Context manager object for a timer

Parameters:
  • name (str) – Name of timer

  • active (bool) – Enables this timer

  • print (bool) – At context manager exit, print elapsed time to sys.stdout

  • detailed (bool) – Collects additional profiling data using cProfile and calls print_stats() at context exit

  • dict (dict) – A dictionary of lists to which the elapsed time will be appended using name as a key

  • use_nvtx (bool) – If true, timing functionality is replaced by an NVTX range

  • color (int or str) – ARGB value (e.g. 0x00FFFF) or color name (e.g. ‘cyan’) associated with the NVTX range

  • synchronize (bool) – Synchronize the CPU thread with any outstanding CUDA work to return accurate GPU timings

  • cuda_filter (int) – Filter flags for CUDA activity timing, e.g. warp.TIMING_KERNEL or warp.TIMING_ALL

  • report_func (Callable) – A callback function to print the activity report (wp.timing_print() is used by default)

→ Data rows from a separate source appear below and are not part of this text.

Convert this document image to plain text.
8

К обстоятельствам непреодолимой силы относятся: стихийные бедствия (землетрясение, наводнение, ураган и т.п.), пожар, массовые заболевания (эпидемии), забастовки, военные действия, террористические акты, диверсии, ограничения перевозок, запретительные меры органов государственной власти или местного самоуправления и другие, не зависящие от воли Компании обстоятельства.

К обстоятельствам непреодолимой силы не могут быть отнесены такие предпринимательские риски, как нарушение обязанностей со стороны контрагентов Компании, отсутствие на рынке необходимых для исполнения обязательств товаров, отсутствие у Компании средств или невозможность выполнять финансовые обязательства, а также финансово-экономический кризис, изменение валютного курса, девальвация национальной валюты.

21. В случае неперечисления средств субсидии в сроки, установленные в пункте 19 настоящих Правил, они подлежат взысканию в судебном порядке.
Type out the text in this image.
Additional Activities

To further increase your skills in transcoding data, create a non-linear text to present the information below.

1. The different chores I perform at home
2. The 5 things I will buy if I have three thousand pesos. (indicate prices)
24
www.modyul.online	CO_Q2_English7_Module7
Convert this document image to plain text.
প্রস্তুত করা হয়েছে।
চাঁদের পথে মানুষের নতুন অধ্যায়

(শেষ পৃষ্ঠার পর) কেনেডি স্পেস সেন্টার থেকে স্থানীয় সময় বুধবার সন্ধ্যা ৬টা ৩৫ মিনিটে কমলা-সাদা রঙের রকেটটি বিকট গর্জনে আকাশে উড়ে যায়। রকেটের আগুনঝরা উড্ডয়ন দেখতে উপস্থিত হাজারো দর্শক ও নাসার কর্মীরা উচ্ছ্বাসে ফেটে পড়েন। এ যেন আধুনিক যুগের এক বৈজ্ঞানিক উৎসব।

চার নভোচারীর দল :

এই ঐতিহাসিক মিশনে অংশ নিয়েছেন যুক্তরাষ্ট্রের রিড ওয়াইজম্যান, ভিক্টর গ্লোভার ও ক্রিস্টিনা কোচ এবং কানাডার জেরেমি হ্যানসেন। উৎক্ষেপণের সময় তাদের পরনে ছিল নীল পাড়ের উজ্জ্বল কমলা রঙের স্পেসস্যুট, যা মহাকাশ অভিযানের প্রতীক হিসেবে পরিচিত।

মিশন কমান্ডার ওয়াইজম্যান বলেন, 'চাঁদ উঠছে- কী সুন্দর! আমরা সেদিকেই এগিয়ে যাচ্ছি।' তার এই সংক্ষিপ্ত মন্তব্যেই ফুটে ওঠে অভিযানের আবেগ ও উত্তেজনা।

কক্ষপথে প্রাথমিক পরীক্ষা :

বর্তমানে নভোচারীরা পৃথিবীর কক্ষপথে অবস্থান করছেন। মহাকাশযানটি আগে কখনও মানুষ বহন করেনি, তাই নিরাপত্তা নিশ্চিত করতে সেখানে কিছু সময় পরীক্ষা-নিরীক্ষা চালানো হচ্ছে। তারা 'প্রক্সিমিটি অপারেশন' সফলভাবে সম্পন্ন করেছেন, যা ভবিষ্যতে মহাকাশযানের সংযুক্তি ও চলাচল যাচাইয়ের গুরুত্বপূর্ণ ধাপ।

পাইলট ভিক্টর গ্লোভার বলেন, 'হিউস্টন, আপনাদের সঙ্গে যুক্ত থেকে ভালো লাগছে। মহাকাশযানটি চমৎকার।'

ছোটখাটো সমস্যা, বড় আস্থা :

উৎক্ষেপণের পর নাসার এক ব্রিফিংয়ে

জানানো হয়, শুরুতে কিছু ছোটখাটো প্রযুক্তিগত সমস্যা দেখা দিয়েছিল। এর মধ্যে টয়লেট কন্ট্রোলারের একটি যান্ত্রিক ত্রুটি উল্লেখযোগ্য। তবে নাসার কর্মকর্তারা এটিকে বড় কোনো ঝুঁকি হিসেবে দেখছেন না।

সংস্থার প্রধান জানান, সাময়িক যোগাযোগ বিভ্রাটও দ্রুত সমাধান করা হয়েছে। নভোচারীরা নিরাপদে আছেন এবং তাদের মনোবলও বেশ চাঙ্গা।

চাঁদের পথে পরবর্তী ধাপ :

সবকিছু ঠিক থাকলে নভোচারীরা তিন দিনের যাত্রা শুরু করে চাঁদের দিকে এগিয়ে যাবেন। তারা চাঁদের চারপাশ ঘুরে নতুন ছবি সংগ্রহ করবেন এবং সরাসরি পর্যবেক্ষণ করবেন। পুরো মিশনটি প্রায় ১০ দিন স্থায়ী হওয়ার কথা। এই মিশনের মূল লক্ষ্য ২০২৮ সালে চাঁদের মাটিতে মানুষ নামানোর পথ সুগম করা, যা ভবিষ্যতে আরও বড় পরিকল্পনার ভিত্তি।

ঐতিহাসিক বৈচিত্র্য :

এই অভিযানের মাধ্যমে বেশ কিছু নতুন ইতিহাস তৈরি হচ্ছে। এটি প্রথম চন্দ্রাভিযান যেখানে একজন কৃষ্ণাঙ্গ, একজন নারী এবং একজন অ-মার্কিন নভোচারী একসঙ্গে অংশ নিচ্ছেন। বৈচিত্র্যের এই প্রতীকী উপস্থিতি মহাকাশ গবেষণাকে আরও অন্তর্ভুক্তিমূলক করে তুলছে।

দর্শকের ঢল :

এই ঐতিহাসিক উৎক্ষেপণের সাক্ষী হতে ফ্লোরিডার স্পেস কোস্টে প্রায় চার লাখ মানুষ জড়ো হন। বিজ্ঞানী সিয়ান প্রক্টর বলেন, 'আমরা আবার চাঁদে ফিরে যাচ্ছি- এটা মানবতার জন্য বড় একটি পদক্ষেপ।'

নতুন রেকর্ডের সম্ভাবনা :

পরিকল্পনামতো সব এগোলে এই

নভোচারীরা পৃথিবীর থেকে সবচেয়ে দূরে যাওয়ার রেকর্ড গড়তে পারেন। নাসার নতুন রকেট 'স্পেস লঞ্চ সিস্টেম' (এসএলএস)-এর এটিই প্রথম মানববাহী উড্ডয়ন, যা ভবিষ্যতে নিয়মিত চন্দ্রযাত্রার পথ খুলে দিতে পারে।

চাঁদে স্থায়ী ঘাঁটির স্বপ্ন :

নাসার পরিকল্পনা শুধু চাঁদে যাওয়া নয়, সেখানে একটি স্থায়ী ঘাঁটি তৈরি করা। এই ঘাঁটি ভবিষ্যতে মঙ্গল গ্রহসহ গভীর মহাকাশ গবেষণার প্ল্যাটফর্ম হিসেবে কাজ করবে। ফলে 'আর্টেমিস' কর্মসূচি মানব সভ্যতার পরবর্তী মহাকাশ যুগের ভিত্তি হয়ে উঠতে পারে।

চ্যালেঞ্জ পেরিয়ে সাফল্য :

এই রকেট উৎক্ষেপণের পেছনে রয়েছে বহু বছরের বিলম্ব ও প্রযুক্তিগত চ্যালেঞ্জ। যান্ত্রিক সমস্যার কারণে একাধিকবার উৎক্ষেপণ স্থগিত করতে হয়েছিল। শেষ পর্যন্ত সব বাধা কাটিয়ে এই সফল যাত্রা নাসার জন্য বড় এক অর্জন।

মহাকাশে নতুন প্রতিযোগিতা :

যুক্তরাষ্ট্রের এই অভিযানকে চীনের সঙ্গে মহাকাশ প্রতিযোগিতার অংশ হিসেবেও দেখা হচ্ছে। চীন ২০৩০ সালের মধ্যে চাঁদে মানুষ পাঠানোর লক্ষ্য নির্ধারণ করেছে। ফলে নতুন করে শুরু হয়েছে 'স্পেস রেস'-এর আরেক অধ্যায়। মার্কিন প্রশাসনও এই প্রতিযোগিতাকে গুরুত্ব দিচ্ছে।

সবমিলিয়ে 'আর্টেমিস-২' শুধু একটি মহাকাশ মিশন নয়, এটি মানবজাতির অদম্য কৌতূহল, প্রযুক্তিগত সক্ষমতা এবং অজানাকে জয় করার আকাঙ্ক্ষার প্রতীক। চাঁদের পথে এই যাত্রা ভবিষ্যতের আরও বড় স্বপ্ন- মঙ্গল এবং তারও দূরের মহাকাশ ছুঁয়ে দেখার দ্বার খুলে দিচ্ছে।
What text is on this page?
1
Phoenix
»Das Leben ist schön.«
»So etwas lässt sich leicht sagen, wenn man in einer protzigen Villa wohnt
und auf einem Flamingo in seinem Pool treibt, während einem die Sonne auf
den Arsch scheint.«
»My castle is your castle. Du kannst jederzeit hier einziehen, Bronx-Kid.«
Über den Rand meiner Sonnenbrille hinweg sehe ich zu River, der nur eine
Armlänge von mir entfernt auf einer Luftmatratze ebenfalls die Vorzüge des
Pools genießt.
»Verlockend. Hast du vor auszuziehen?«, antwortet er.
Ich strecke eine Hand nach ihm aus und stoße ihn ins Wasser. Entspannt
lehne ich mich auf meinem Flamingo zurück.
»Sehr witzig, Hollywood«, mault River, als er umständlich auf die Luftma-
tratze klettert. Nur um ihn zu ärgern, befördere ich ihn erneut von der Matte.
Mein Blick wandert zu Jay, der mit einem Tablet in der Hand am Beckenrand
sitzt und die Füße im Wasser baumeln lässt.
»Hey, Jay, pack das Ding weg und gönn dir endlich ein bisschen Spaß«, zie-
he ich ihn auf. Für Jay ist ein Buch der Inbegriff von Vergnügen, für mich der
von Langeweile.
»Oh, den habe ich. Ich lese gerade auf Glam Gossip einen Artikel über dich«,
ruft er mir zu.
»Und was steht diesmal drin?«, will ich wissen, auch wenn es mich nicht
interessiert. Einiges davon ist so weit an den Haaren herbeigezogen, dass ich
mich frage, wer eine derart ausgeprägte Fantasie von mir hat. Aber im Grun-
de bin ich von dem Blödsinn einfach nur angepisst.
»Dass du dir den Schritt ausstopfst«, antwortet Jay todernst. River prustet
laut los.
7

  • skip_tape (bool) – If true, the timer will not be recorded in the tape

extra_msg#

Can be set to a string that will be added to the printout at context exit.

Type:

str

elapsed#

The duration of the with block used with this object

Type:

float

timing_results#

The list of activity timing results, if collection was requested using cuda_filter

Type:

list[TimingResult]

class warp.TimingResult(device, name, filter, elapsed)[source]#

Timing result for a single activity.

Parameters:

raw_result (warp.utils.timing_result_t) – The result structure obtained from C++ (internal use only)

device#

The device where the activity was recorded.

Type:

warp.Device

name#

The activity name.

Type:

str

filter#

The type of activity (e.g., warp.TIMING_KERNEL).

Type:

int

elapsed#

The elapsed time in milliseconds.

Type:

float

__init__(device, name, filter, elapsed)[source]#
warp.timing_begin(cuda_filter=TIMING_ALL, synchronize=True)[source]#

Begin detailed activity timing.

Parameters:
  • cuda_filter (int) – Filter flags for CUDA activity timing, e.g. warp.TIMING_KERNEL or warp.TIMING_ALL

  • synchronize (bool) – Whether to synchronize all CUDA devices before timing starts

warp.timing_end(synchronize=True)[source]#

End detailed activity timing.

Parameters:

synchronize (bool) – Whether to synchronize all CUDA devices before timing ends

Returns:

A list of TimingResult objects for all recorded activities.

Return type:

list[TimingResult]

warp.timing_print(results, indent='')[source]#

Print timing results.

Parameters:
  • results (list[TimingResult]) – List of TimingResult objects.

  • indent (str) – Optional indentation for the output.